There were a number of crashes in the 1992 Indianapolis 500. Afterward, Dr. Trammel began working with Dr. John Melvin on post-crash analysis of the factors that led to various injuries. This led not only to the SAFER barrier but also to the HANS device which is a head and neck restraint system.

Dr. Geoffrey Billows began working at IMS during his residency in 1993 and served as an AMR IndyCar Safety Team physician. He became the director of medical services at IMS in 2006. 

On Race Day, IMS becomes Indiana’s second largest city. The infield hospital is staffed with six Emergency Medicine physicians including a trauma surgeon, a neurosurgeon, orthopedic surgeon, ten to twelve nurses and a physical therapist.  The physicians are specially trained to manage motorsports injuries. After James Hinchcliffe’s crash in 2019, the Speedway started a small blood bank. The Speedway has racers on the track about 150 days a year. Emergency physicians are at the track nearly every day in May.

Motorsports medical innovations continue. Today, all the race cars can transmit the drivers’ biometric data including heart rate, respiratory rate and body temperature to the medical staff.

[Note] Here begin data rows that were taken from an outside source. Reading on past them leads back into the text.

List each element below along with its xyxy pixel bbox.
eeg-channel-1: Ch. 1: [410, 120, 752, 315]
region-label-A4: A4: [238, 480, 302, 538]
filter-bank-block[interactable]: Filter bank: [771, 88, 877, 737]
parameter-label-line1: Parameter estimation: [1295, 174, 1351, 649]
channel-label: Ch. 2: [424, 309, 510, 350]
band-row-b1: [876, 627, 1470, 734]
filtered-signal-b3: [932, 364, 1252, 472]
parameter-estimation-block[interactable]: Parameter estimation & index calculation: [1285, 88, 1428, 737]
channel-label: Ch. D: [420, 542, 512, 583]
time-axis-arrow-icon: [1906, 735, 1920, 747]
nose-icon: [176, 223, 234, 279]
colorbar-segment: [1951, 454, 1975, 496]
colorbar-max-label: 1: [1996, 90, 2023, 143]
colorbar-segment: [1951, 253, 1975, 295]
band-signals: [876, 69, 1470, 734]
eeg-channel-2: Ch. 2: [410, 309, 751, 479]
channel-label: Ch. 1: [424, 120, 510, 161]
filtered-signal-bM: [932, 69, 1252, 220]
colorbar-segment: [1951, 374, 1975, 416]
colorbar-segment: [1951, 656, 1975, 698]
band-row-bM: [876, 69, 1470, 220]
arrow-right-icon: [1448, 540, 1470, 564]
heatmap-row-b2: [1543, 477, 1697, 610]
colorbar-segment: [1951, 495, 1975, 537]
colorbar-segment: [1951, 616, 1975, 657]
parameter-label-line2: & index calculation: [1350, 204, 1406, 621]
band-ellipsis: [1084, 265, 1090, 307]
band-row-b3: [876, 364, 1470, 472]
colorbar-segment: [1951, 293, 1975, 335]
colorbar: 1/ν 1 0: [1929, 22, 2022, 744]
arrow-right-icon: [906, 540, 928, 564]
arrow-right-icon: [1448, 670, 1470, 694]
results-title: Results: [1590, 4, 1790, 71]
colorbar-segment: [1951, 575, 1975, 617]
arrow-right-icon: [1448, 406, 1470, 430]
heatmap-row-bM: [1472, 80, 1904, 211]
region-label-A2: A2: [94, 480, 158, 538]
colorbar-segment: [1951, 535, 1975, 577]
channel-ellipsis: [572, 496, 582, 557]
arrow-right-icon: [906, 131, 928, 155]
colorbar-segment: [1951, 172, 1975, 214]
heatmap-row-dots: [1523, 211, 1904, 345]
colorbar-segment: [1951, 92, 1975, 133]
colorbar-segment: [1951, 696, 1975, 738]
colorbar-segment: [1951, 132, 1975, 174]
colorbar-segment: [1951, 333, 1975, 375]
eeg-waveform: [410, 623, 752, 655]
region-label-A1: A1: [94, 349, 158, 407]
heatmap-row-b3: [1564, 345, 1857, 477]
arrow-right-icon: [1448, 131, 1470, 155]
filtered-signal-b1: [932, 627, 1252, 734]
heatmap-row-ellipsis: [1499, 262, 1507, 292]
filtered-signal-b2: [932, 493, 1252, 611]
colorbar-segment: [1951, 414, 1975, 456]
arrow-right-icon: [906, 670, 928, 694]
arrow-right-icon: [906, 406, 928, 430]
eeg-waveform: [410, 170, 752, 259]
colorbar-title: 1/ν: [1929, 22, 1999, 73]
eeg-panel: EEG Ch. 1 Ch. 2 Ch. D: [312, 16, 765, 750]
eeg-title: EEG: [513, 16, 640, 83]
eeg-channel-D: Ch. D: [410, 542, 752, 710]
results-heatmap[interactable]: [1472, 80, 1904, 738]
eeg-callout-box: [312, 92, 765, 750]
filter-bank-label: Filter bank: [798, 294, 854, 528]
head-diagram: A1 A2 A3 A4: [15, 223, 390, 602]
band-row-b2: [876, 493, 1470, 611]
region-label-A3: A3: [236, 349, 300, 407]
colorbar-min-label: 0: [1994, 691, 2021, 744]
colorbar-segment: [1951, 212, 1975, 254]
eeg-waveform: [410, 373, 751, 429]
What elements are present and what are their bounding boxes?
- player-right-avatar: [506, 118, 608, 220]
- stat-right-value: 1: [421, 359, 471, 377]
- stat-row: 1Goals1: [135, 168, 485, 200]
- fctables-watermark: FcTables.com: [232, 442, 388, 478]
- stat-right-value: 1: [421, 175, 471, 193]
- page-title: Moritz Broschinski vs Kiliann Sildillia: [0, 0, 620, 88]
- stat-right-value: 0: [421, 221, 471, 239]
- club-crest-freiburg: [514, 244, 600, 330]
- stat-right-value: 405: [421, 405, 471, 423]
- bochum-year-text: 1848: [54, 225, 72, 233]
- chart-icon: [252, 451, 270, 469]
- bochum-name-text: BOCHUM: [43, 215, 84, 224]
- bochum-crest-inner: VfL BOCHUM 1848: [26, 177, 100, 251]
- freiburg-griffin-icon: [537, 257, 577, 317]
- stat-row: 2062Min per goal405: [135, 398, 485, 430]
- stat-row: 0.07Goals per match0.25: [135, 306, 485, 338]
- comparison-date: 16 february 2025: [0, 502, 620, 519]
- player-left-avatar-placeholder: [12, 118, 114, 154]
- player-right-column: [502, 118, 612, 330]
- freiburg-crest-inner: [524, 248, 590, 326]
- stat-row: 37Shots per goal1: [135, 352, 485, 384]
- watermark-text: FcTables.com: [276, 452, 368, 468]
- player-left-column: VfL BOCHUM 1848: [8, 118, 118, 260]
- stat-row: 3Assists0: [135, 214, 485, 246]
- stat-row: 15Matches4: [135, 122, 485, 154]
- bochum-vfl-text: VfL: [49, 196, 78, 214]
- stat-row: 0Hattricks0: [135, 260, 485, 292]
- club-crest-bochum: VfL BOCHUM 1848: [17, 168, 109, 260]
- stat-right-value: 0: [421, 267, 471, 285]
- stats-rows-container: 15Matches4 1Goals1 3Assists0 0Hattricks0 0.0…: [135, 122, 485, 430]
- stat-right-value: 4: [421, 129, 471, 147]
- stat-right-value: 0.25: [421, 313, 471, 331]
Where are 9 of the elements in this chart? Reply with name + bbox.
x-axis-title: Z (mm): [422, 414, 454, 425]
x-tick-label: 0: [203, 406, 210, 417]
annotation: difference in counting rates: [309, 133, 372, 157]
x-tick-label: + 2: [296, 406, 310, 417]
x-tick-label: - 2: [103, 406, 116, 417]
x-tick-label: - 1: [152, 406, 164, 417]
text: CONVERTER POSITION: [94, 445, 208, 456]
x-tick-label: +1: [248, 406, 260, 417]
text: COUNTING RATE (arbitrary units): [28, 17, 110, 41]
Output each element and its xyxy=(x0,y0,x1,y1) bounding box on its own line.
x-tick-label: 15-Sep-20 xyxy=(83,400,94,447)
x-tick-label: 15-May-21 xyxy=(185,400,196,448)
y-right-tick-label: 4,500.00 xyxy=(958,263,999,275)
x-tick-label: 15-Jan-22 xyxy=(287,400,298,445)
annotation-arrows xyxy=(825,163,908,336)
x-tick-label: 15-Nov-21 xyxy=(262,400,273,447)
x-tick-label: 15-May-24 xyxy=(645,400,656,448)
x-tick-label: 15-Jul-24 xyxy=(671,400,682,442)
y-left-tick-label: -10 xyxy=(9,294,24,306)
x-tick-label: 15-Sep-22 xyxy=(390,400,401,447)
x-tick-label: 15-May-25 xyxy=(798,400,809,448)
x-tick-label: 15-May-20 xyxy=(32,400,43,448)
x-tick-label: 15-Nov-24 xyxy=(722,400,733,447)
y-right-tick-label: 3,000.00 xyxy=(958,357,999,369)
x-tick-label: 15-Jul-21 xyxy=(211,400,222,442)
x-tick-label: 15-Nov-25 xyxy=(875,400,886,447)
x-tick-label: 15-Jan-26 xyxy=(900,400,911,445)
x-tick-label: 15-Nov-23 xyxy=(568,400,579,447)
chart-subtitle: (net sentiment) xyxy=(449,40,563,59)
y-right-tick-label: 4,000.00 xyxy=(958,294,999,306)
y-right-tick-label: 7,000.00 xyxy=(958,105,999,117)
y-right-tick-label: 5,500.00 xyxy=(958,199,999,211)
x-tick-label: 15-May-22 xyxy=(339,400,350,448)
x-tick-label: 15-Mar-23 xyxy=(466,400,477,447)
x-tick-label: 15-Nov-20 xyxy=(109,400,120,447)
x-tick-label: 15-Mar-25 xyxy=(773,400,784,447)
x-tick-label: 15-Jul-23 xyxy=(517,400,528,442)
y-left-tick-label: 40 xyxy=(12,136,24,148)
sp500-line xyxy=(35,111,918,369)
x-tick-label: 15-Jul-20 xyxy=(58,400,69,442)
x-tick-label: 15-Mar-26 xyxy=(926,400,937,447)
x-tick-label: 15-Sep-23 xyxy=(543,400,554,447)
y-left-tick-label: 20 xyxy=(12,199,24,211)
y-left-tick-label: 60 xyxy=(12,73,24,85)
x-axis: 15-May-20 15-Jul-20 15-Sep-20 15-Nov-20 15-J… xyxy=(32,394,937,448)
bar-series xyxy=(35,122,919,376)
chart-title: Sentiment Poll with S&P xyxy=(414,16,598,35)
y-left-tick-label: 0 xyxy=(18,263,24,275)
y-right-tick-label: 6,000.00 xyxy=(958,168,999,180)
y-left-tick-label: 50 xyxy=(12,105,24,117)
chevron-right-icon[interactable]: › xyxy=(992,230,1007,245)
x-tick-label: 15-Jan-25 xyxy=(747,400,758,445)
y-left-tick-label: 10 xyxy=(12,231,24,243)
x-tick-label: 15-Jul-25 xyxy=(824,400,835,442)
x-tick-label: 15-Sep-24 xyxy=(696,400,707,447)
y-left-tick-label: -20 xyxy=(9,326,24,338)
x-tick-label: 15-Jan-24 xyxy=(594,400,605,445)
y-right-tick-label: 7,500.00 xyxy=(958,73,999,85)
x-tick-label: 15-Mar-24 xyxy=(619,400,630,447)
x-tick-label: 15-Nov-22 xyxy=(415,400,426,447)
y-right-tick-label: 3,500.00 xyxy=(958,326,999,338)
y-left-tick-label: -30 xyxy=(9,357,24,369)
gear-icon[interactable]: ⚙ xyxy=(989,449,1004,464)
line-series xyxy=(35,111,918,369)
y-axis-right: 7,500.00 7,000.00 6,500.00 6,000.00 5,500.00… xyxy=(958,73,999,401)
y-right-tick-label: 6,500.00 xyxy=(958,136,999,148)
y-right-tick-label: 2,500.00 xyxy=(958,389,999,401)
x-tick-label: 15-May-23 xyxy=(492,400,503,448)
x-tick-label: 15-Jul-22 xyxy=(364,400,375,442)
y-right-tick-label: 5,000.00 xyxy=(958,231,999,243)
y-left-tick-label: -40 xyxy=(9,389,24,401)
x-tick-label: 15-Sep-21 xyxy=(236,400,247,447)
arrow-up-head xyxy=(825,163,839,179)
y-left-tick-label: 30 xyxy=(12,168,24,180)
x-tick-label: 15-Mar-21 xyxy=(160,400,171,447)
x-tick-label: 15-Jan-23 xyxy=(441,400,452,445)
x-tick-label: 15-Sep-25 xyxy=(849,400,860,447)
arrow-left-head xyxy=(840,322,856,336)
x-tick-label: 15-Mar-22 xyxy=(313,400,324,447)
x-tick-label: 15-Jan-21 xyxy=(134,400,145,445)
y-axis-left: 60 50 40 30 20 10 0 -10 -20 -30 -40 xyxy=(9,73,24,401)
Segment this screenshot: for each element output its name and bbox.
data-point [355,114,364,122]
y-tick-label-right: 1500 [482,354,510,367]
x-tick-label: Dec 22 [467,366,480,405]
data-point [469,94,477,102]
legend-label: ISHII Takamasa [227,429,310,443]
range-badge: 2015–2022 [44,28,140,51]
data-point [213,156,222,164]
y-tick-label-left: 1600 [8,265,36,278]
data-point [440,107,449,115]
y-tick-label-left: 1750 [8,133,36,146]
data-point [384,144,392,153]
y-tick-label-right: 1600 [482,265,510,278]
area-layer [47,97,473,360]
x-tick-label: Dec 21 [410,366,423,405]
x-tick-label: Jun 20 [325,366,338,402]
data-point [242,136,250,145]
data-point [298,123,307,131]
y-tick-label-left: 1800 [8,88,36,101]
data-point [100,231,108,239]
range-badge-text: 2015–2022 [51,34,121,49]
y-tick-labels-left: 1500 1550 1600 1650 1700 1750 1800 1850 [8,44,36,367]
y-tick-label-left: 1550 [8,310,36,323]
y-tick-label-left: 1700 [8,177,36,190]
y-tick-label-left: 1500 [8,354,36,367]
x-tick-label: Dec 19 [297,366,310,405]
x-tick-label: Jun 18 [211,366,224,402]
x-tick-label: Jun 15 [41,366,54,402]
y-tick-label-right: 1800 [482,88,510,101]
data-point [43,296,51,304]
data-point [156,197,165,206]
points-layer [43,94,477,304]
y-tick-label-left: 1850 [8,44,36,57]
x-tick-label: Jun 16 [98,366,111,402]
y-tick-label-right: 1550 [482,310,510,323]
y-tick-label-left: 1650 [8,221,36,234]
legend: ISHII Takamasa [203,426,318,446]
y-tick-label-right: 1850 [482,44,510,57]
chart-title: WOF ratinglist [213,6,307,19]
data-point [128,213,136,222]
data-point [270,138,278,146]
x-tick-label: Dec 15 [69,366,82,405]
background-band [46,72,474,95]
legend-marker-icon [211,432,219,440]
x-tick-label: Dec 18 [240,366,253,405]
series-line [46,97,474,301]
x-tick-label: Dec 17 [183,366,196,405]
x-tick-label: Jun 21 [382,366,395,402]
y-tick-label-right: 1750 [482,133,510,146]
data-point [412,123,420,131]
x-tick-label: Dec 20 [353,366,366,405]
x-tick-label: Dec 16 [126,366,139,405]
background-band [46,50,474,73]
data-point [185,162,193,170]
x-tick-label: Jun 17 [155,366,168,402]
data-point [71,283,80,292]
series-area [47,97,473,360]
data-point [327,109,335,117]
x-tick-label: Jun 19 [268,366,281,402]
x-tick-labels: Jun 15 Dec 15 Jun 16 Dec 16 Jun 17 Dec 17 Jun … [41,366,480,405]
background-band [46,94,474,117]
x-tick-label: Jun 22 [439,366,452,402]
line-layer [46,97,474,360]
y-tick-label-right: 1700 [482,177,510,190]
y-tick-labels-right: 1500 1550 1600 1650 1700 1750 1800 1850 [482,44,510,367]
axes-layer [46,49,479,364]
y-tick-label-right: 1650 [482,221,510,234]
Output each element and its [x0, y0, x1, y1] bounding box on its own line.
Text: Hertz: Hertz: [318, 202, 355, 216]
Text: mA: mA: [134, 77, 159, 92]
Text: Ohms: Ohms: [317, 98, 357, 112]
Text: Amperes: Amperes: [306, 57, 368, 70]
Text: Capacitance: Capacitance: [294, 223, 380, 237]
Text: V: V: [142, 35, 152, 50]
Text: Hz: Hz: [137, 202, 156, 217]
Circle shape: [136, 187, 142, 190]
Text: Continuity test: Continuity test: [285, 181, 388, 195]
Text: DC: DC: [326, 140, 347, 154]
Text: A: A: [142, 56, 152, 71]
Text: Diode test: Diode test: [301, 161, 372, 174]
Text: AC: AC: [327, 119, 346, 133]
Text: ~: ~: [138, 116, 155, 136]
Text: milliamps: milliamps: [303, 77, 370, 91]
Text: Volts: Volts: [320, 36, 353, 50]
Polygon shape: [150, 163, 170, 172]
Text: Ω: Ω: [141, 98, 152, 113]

IU Medical School, based in Indianapolis, established the world’s only Motorsports Medicine Fellowship which trains physicians to evaluate, manage and rehabilitate injuries sustained in high-speed crashes. Dr. Julia Vaizer was the first Motorsports Medicine fellow. With the retirement of Dr. Billows at the end of the 2022 racing season, she was named head the medical team at IMS and IndyCar.